Kept, by D. J. Taylor


First, what this book is not:

* A romantic novel. The cover and name might suggest that it is one of those dark romantic novels involving a maiden subject to the whims of her master. Not so. Even though there is a young woman locked up.

* A journey into an England that never was. Mr. Taylor takes great pains to create an England that really was, in fact, although the main characters did not exist. He relies on a great deal of research and even includes excerpts from actual journals from the time.

And what it is:

It's fundamentally the story of a woman who, after losing a baby in childbirth, appears to become depressed and unhinged. After her husband's sudden death she is moved to the house of a friend of her husband's where she is, in fact, "kept". Her removal is for some reason not advertised so family members and friends do not know where she is. A few of them choose to find out and to find out why it is a secret.

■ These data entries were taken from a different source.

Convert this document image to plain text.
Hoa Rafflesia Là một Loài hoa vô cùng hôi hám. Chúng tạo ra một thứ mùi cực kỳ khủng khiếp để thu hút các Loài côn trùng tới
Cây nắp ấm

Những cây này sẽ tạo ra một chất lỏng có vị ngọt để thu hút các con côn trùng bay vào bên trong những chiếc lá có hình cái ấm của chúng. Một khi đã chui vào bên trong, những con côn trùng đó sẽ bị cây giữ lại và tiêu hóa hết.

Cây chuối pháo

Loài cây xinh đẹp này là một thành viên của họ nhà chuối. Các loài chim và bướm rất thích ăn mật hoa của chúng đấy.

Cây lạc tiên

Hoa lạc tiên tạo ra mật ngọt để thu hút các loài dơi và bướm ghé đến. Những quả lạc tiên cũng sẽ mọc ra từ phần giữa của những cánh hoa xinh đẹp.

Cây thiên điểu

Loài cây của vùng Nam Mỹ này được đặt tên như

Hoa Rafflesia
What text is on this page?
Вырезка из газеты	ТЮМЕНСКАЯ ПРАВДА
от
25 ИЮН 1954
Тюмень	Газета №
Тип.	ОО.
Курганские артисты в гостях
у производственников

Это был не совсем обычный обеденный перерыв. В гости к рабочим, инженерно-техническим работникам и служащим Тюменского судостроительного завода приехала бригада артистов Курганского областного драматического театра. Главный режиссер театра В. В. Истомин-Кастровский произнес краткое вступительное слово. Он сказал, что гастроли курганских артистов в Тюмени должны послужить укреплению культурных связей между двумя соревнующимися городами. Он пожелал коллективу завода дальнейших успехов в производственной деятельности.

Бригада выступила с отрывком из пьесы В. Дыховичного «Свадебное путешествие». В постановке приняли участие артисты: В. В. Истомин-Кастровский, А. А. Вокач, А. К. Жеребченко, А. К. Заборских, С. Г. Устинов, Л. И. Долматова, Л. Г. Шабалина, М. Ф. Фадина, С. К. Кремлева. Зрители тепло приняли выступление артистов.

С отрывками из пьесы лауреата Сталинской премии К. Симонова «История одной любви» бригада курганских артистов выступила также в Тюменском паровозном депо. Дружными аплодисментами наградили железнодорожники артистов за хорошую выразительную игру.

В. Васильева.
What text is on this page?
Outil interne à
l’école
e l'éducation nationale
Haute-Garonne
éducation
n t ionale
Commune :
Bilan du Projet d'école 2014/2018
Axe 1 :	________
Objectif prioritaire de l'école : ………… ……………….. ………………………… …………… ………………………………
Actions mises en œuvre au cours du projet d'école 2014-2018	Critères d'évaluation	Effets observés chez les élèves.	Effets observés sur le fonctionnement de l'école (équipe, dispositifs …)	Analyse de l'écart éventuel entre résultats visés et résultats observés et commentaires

This story, though, is blended with the stories of others, intertwined and woven with these others. We get to meet each character in turn and to watch how he or she progresses and eventually how each is connected to the widow Isabel Ireland. Most particularly we are presented with the unsavory character of Mr. Pardew. We occasionally see the world from his point of view; more often we see him go about his business as he might have been seen by some fictitious observer ("An onlooker...would perhaps have noted..."), a literary device frequently used in Victorian writing.

The novel is, in fact, written in much the style of England in the 1800s, but references and comparisons often have an ironic or humorous bent that likely would not have been seen in such literary works.

Mr. Pardew becomes a major character by way of his indulgences in various nefarious schemes that bring him money and others grief. He even goes so far as to develop a plan to rob a great deal of money from a train - a robbery that did, in fact, take place and with similar details (The Great Train Robbery of 1855).

Richly peopled with interesting characters, this novel is one to be savored, one that can be enjoyed bit by bit over several days. Better this way, I think, than read quickly in one long sitting.